Egypt’s landmark election for a new leader, in which voting took place for a second day Thursday, has brought out a generation gap in many families around the country, with elders looking to old, known faces and their children yearning for something new.
The result is a lot of squabbles and shifting alliances around dining room tables and in front of living room TVs showing endless candidate interviews. El-Hussein said she managed to sway her mother to “vote for the revolution,” but her father successfully won one of her brothers over to the Shafiq side.
“We will have a second revolution if the feloul win,” mom declared.
For the young, a new face is a way to pay a debt to the revolution and bring a change in the entrenched ways of Mubarak’s autocracy.

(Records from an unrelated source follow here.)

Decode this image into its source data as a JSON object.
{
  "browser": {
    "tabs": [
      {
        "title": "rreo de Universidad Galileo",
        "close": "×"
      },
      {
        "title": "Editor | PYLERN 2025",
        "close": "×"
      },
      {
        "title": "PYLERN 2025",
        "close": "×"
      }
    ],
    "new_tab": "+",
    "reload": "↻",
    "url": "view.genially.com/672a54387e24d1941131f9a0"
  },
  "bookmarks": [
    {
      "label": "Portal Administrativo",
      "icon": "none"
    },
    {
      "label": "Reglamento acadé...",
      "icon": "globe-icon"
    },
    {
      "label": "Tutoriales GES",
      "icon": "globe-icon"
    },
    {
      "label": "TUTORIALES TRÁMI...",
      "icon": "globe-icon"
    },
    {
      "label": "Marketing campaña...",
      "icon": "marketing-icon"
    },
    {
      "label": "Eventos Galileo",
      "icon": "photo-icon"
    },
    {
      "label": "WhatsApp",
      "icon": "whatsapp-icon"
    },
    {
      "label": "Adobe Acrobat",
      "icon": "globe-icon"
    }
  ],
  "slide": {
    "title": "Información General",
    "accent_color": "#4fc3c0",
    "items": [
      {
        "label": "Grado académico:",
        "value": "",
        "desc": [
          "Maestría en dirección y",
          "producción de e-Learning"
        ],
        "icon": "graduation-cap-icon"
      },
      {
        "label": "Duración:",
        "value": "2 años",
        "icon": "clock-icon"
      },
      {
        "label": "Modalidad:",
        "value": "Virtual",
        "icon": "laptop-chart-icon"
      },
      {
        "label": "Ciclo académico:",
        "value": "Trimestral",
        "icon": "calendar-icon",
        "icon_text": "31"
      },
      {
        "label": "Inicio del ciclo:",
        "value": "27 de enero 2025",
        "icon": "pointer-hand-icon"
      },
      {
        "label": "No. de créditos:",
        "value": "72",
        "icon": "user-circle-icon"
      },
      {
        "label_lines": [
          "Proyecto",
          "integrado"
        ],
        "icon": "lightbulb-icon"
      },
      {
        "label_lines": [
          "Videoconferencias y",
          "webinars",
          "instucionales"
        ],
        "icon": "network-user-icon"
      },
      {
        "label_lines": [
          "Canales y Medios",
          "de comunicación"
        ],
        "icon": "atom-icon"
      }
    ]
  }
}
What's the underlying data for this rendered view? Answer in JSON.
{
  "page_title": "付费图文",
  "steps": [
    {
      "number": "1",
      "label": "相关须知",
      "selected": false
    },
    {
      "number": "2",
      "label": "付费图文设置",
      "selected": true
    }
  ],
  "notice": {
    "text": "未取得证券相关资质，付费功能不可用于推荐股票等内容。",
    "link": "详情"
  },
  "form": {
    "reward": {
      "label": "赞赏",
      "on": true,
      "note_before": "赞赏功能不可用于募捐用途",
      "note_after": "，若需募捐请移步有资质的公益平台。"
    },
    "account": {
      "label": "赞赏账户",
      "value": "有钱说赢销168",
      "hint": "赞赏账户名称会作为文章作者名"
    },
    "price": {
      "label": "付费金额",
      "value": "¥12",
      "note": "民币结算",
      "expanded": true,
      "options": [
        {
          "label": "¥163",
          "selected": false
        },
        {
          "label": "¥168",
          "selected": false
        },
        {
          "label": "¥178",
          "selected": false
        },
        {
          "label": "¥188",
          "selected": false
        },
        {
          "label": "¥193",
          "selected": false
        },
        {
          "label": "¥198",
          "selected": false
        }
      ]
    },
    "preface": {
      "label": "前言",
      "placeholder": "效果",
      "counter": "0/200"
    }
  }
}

Without last year’s uprising, they argue, Mubarak would never have ceded the power he had held for 29 years and the doors never would have opened for the first real competitive presidential election in Egyptian history.

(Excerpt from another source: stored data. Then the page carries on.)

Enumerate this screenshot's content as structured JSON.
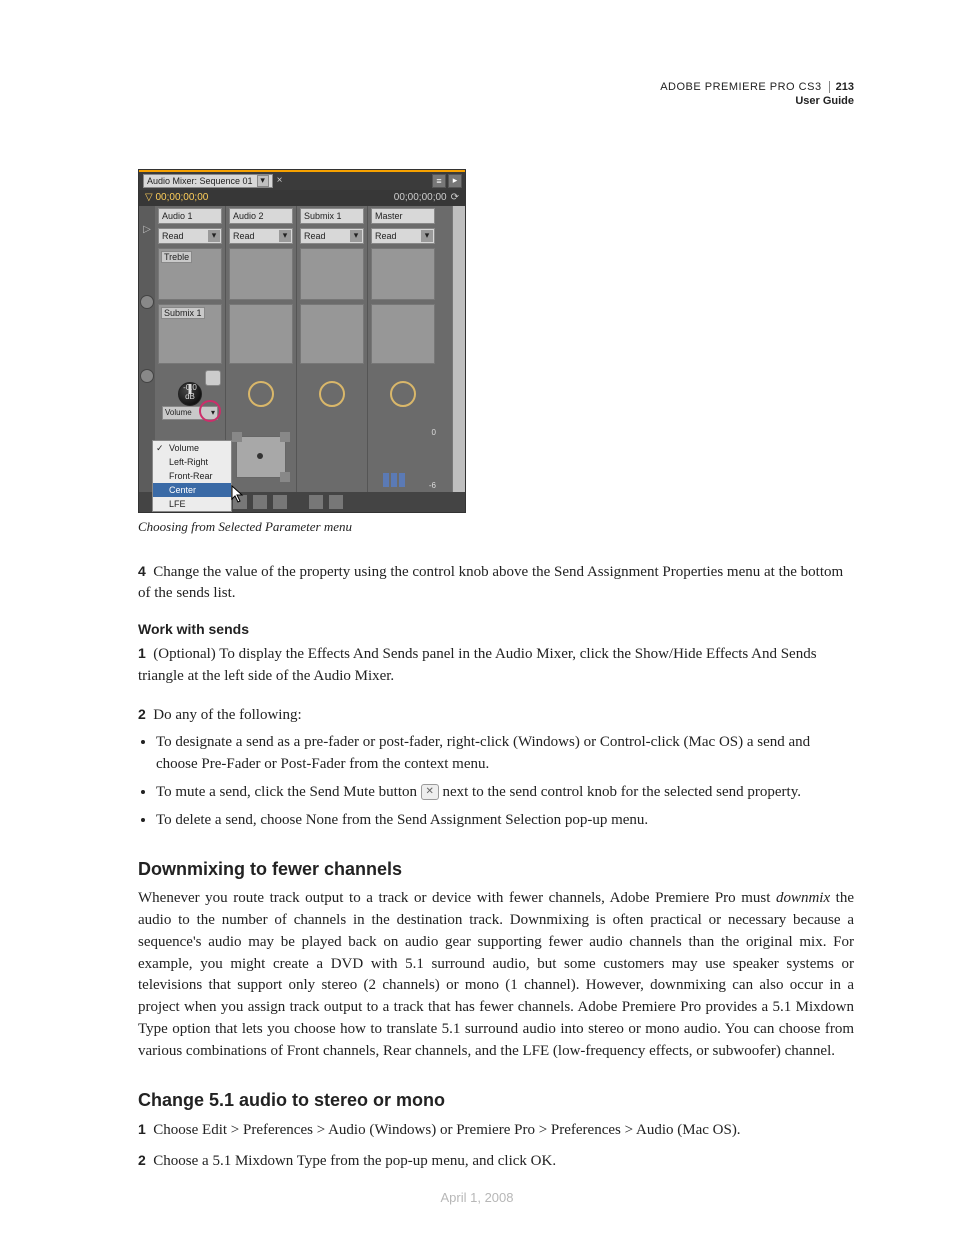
{
  "header": {
    "product": "ADOBE PREMIERE PRO CS3",
    "guide": "User Guide",
    "page_number": "213"
  },
  "figure": {
    "caption": "Choosing from Selected Parameter menu",
    "panel_title": "Audio Mixer: Sequence 01",
    "timecode_left": "00;00;00;00",
    "timecode_right": "00;00;00;00",
    "channels": [
      {
        "name": "Audio 1",
        "mode": "Read",
        "fx_label": "Treble",
        "send_label": "Submix 1"
      },
      {
        "name": "Audio 2",
        "mode": "Read"
      },
      {
        "name": "Submix 1",
        "mode": "Read"
      },
      {
        "name": "Master",
        "mode": "Read"
      }
    ],
    "knob_readout": {
      "db": "-0.0",
      "unit": "dB"
    },
    "volume_dd_label": "Volume",
    "context_menu": {
      "items": [
        "Volume",
        "Left-Right",
        "Front-Rear",
        "Center",
        "LFE"
      ],
      "checked": "Volume",
      "selected": "Center"
    },
    "master_badge": "0",
    "master_bottom": "-6"
  },
  "body": {
    "step4_num": "4",
    "step4": "Change the value of the property using the control knob above the Send Assignment Properties menu at the bottom of the sends list.",
    "sends_head": "Work with sends",
    "sends_step1_num": "1",
    "sends_step1": "(Optional) To display the Effects And Sends panel in the Audio Mixer, click the Show/Hide Effects And Sends triangle at the left side of the Audio Mixer.",
    "sends_step2_num": "2",
    "sends_step2": "Do any of the following:",
    "bullets": [
      "To designate a send as a pre-fader or post-fader, right-click (Windows) or Control-click (Mac OS) a send and choose Pre-Fader or Post-Fader from the context menu.",
      "To mute a send, click the Send Mute button",
      "next to the send control knob for the selected send property.",
      "To delete a send, choose None from the Send Assignment Selection pop-up menu."
    ],
    "downmix_head": "Downmixing to fewer channels",
    "downmix_para_a": "Whenever you route track output to a track or device with fewer channels, Adobe Premiere Pro must ",
    "downmix_em": "downmix",
    "downmix_para_b": " the audio to the number of channels in the destination track. Downmixing is often practical or necessary because a sequence's audio may be played back on audio gear supporting fewer audio channels than the original mix. For example, you might create a DVD with 5.1 surround audio, but some customers may use speaker systems or televisions that support only stereo (2 channels) or mono (1 channel). However, downmixing can also occur in a project when you assign track output to a track that has fewer channels. Adobe Premiere Pro provides a 5.1 Mixdown Type option that lets you choose how to translate 5.1 surround audio into stereo or mono audio. You can choose from various combinations of Front channels, Rear channels, and the LFE (low-frequency effects, or subwoofer) channel.",
    "change51_head": "Change 5.1 audio to stereo or mono",
    "change51_step1_num": "1",
    "change51_step1": "Choose Edit > Preferences > Audio (Windows) or Premiere Pro > Preferences > Audio (Mac OS).",
    "change51_step2_num": "2",
    "change51_step2": "Choose a 5.1 Mixdown Type from the pop-up menu, and click OK."
  },
  "footer_date": "April 1, 2008"
}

Many of their parents, however, crave stability after 15 months of painful transition since Mubarak’s fall, with street violence, collapsed security, a battered economy, surging food prices and rising crime rates.
The thrill of the unknown adds an edge to the debates: This race is wide open.
Out of 13 candidates, five have emerged as the most prominent, but none has pulled clearly ahead. Final results of the first round are to be announced Tuesday. If, as expected, no one wins more than 50 percent of the vote, the two top candidates will enter a June 16-17 run-off, with the victor announced April 21. At this point, it’s anyone’s guess even who those top two will be.
Nearly a quarter of Egypt’s population of 82 million is between the minimum voting age of 18 and the age of 30. The generation gap is not cut and dried — every candidate boasts young supporters, and some elders will wistfully say it is time for new blood — but it does appear to be a factor, and it cuts across the polarization between Islamists and secularists.
Many of the young were turning to two “outsiders” among the front-runners. One is Abdel-Moneim Abolfotoh, a moderate Islamist whose inclusive platform has won him the support of some liberals, leftists and even some minority Christians. Abolfotoh is himself something of a rebel, having split with the Muslim Brotherhood.
The other is Hamdeen Sabahi, an activist who claims the pan-Arab, socialist and nationalist legacy of former President Gamal Abdel-Nasser. He’s the youngest of the front-runners, at 57.
Many of the older generation have looked to well-known faces rooted in Mubarak’s era. One is Shafiq, a former air force commander and Mubarak’s last prime minister, who was booted out of office by street protests several weeks after his former boss. Another is Amr Moussa, Mubarak’s foreign minister for a decade before become Arab League chief.